Speaking on similar lines in an interview, David Schwartz, the CTO of Ripple Payment Protocol and Exchange Network Ripple, highlighted how the lack of unified regulatory clarity in the US has left him frustrated. He said,
“I would love to be able to go to the regulators and say that this is the principle that you should enact. This is what is good and this is what is bad.”
Despite the pendulum of the Ripple vs SEC case oscillating and moving back and forth, Schwartz exclaimed that Ripple would prefer staying back in the United States.
Having said that, it is important to note, Ripple has been expanding its operations in other ‘booming’ and ‘exploding’ markets around the world.

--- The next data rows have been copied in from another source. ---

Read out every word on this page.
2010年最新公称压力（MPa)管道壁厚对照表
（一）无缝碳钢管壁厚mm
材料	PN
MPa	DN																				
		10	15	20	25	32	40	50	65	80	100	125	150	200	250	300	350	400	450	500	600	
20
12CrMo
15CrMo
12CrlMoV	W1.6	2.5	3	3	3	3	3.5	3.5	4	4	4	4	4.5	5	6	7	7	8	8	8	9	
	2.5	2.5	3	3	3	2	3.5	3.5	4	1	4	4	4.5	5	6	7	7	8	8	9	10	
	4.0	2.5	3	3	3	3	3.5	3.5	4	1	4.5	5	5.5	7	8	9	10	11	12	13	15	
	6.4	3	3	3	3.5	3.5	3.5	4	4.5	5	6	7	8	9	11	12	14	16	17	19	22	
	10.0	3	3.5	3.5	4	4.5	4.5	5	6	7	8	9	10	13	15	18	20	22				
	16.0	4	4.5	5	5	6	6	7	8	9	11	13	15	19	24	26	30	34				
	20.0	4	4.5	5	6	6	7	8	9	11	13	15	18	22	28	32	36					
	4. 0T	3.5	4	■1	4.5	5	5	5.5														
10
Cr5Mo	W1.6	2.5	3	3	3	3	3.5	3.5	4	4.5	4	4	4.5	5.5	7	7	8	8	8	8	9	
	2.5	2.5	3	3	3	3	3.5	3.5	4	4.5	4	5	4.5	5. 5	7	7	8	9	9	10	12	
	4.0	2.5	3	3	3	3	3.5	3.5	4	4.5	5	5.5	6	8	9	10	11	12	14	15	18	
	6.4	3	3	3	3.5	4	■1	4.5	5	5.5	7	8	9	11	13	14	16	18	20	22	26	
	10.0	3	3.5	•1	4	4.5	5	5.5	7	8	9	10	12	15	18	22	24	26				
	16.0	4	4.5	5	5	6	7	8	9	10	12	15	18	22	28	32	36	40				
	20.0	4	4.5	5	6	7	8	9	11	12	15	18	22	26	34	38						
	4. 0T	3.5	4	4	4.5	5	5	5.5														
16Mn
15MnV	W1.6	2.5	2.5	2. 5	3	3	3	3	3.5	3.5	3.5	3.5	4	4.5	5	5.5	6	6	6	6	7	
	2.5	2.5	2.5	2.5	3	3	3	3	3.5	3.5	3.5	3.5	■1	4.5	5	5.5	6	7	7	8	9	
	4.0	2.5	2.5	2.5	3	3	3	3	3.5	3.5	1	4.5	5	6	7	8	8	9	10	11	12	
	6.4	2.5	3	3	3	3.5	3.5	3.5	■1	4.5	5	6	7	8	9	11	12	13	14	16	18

When compared to other nations, the regulatory framework in the United States is quite unmethodical. All the regulators, right from FinCEN, SEC, and CFTC, have overlapping areas of jurisdictions, and catering to the regulatory norms of all the bodies poses a major challenge.
Talking about the treatment bias that Ripple has been subject to in the ongoing case, Schwartz said,
“If you do anything new, in any place, the regulators will say, you have to stop, because we don’t have the regulations in place to handle this.”
Justifying the regulators he said that it made sense for them to make such statements because they do it in good faith to protect consumers from being exploited to something that is completely new.
Highlighting this side of the regulations, Schwartz pointed out that they tend to be ‘kafkaesque’ regulation. With over a dozen exchanges removing XRP from their platform, Schwartz was hopeful that the trend will soon reverse itself. He said,
“I hope that XRP would fall on the good side.”
Putting forth his recommendation to the United States government, he concluded by asking them not to drive innovation from the country to locations that were overseas.